Syrien gerät in Vergessenheit

Immer stärker aus dem Blick zu geraten droht die Lage in Syrien, obwohl es zwischen der Situation dort und den Auseinandersetzungen in Irak enge Zusammenhänge gibt. Schließlich fand der IS nicht zuletzt über den syrischen Konflikt zu seiner heutigen Macht. Mit einem hohen siebenstelligen Betrag ist Syrien inzwischen der Konflikt, in den die meisten Mittel aus Freiburg fließen. Dort gibt es fast fünf bis sechs Millionen Binnenflüchtlinge. Auch Bröckelmann-Simon nimmt wahr, dass "keiner mehr über Syrien redet".

Entsprechend ist laut Klitsch-Ott "das Spendenaufkommen für Syrien nicht schlecht, für den Nordirak als eine Art Bürgerkrieg aber vergleichsweise gut". Dies hängt damit zusammen, dass es prinzipiell leichter ist, nach Naturkatastrophen wie Hurricans, Tsunamis, Erdbeben oder Dürren Geld einzuwerben. Bei kriegerischen Auseinandersetzungen stellen sich Menschen laut Bröckelmann-Simon dagegen immer die Frage, "wo die Guten und wo die Schlechten sind".

Hohe Katastrophendichte

Er sieht auch die Gefahr, dass Menschen angesichts der hohen Katastrophendichte - Syrien, Gaza-Krieg, Ebola, Irak - innerlich zumachen. Beide Werke sind froh, dass sie einen Teil ihrer Mittel aus staatlichen Quellen erhalten.

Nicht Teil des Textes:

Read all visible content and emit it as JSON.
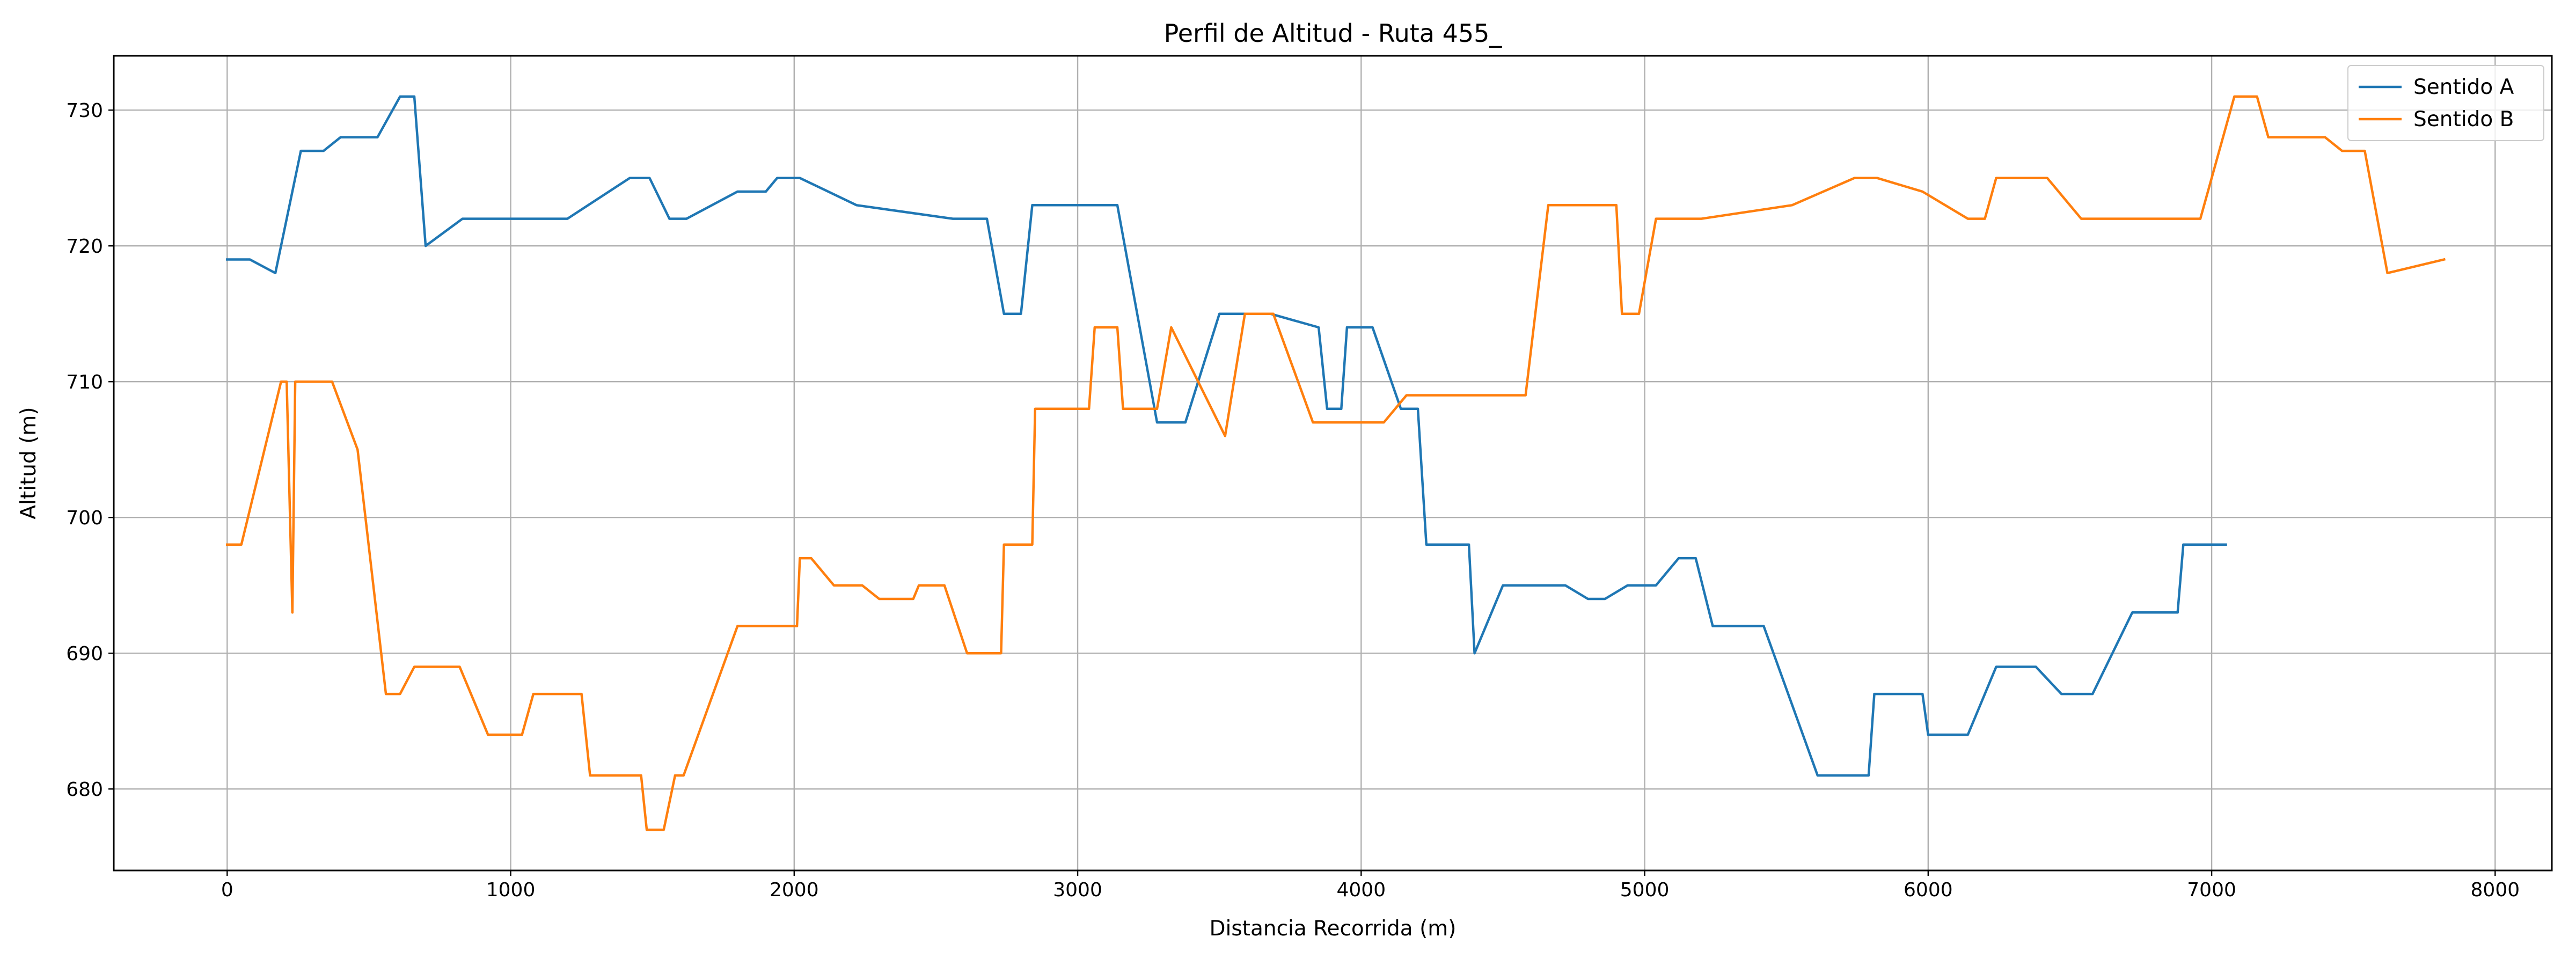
{
  "chart_data": {
    "type": "line",
    "title": "Perfil de Altitud - Ruta 455_",
    "xlabel": "Distancia Recorrida (m)",
    "ylabel": "Altitud (m)",
    "xlim": [
      -400,
      8200
    ],
    "ylim": [
      674,
      734
    ],
    "xticks": [
      0,
      1000,
      2000,
      3000,
      4000,
      5000,
      6000,
      7000,
      8000
    ],
    "yticks": [
      680,
      690,
      700,
      710,
      720,
      730
    ],
    "grid": true,
    "legend_position": "top-right",
    "series": [
      {
        "name": "Sentido A",
        "color": "#1f77b4",
        "x": [
          0,
          80,
          170,
          260,
          340,
          400,
          530,
          610,
          660,
          700,
          830,
          1000,
          1200,
          1420,
          1490,
          1560,
          1620,
          1800,
          1900,
          1940,
          2020,
          2220,
          2560,
          2680,
          2740,
          2800,
          2840,
          3000,
          3140,
          3280,
          3380,
          3500,
          3580,
          3680,
          3850,
          3880,
          3930,
          3950,
          4040,
          4140,
          4200,
          4230,
          4380,
          4400,
          4500,
          4600,
          4720,
          4800,
          4860,
          4940,
          5040,
          5120,
          5180,
          5240,
          5420,
          5610,
          5790,
          5810,
          5980,
          6000,
          6140,
          6240,
          6380,
          6470,
          6580,
          6720,
          6880,
          6900,
          7050
        ],
        "values": [
          719,
          719,
          718,
          727,
          727,
          728,
          728,
          731,
          731,
          720,
          722,
          722,
          722,
          725,
          725,
          722,
          722,
          724,
          724,
          725,
          725,
          723,
          722,
          722,
          715,
          715,
          723,
          723,
          723,
          707,
          707,
          715,
          715,
          715,
          714,
          708,
          708,
          714,
          714,
          708,
          708,
          698,
          698,
          690,
          695,
          695,
          695,
          694,
          694,
          695,
          695,
          697,
          697,
          692,
          692,
          681,
          681,
          687,
          687,
          684,
          684,
          689,
          689,
          687,
          687,
          693,
          693,
          698,
          698
        ]
      },
      {
        "name": "Sentido B",
        "color": "#ff7f0e",
        "x": [
          0,
          50,
          190,
          210,
          230,
          240,
          370,
          460,
          560,
          610,
          660,
          820,
          920,
          1040,
          1080,
          1250,
          1280,
          1460,
          1480,
          1540,
          1580,
          1610,
          1800,
          2010,
          2020,
          2060,
          2140,
          2240,
          2300,
          2420,
          2440,
          2530,
          2610,
          2730,
          2740,
          2840,
          2850,
          3040,
          3060,
          3140,
          3160,
          3280,
          3330,
          3520,
          3590,
          3690,
          3830,
          3920,
          4040,
          4080,
          4160,
          4580,
          4660,
          4700,
          4900,
          4920,
          4980,
          5040,
          5100,
          5200,
          5520,
          5740,
          5820,
          5980,
          6140,
          6200,
          6240,
          6300,
          6420,
          6540,
          6600,
          6940,
          6960,
          7080,
          7120,
          7160,
          7200,
          7340,
          7400,
          7460,
          7500,
          7540,
          7620,
          7820
        ],
        "values": [
          698,
          698,
          710,
          710,
          693,
          710,
          710,
          705,
          687,
          687,
          689,
          689,
          684,
          684,
          687,
          687,
          681,
          681,
          677,
          677,
          681,
          681,
          692,
          692,
          697,
          697,
          695,
          695,
          694,
          694,
          695,
          695,
          690,
          690,
          698,
          698,
          708,
          708,
          714,
          714,
          708,
          708,
          714,
          706,
          715,
          715,
          707,
          707,
          707,
          707,
          709,
          709,
          723,
          723,
          723,
          715,
          715,
          722,
          722,
          722,
          723,
          725,
          725,
          724,
          722,
          722,
          725,
          725,
          725,
          722,
          722,
          722,
          722,
          731,
          731,
          731,
          728,
          728,
          728,
          727,
          727,
          727,
          718,
          719
        ]
      }
    ]
  }
}
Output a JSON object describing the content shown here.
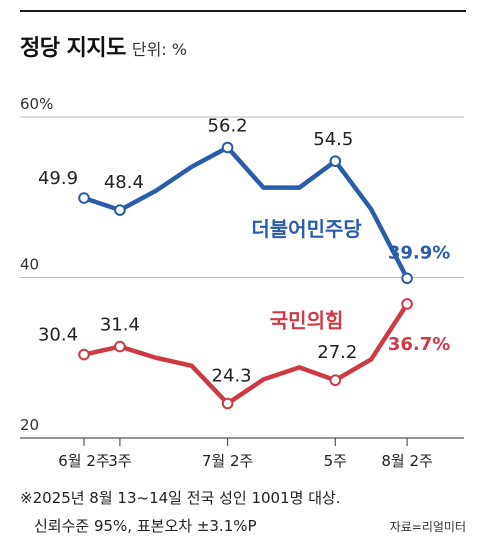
{
  "header": {
    "title": "정당 지지도",
    "unit": "단위: %"
  },
  "chart_data": {
    "type": "line",
    "title": "정당 지지도",
    "unit": "%",
    "ylim": [
      20,
      62
    ],
    "y_ticks": [
      {
        "value": 60,
        "label": "60%"
      },
      {
        "value": 40,
        "label": "40"
      },
      {
        "value": 20,
        "label": "20"
      }
    ],
    "x_labels": [
      "6월 2주",
      "3주",
      "7월 2주",
      "5주",
      "8월 2주"
    ],
    "x_label_positions": [
      0,
      1,
      4,
      7,
      9
    ],
    "grid": true,
    "series": [
      {
        "name": "더불어민주당",
        "color": "#2a5caa",
        "values": [
          49.9,
          48.4,
          50.8,
          53.8,
          56.2,
          51.2,
          51.2,
          54.5,
          48.5,
          39.9
        ],
        "labels": [
          {
            "index": 0,
            "text": "49.9"
          },
          {
            "index": 1,
            "text": "48.4"
          },
          {
            "index": 4,
            "text": "56.2"
          },
          {
            "index": 7,
            "text": "54.5"
          },
          {
            "index": 9,
            "text": "39.9%"
          }
        ]
      },
      {
        "name": "국민의힘",
        "color": "#cc3b44",
        "values": [
          30.4,
          31.4,
          30.0,
          29.0,
          24.3,
          27.3,
          28.8,
          27.2,
          29.8,
          36.7
        ],
        "labels": [
          {
            "index": 0,
            "text": "30.4"
          },
          {
            "index": 1,
            "text": "31.4"
          },
          {
            "index": 4,
            "text": "24.3"
          },
          {
            "index": 7,
            "text": "27.2"
          },
          {
            "index": 9,
            "text": "36.7%"
          }
        ]
      }
    ]
  },
  "footnote": {
    "line1": "※2025년 8월 13~14일 전국 성인 1001명 대상.",
    "line2": "신뢰수준 95%, 표본오차 ±3.1%P",
    "source": "자료=리얼미터"
  }
}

Klitsch-Ott beobachtet bei beiden Brandherden "eine neue Qualität der Auseinandersetzung". Es werde schon seit zwei Jahrzehnten schwerer, dass die Neutralität von Hilfsorganisationen bei Auseinandersetzungen akzeptiert werde. Doch der IS gehe sogar gezielt gegen Helfer vor.

"Sie werden zur Beute gemacht." Entsprechend ist sowohl für die Caritas als auch für Misereor direkte Hilfe in IS-Gebieten nicht möglich. Damit müssen die Hilfswerke leben. Bröckelmann-Simon geht davon aus, dass es "möglicherweise richtig lange dauern kann, diesen Flächenbrand zu löschen".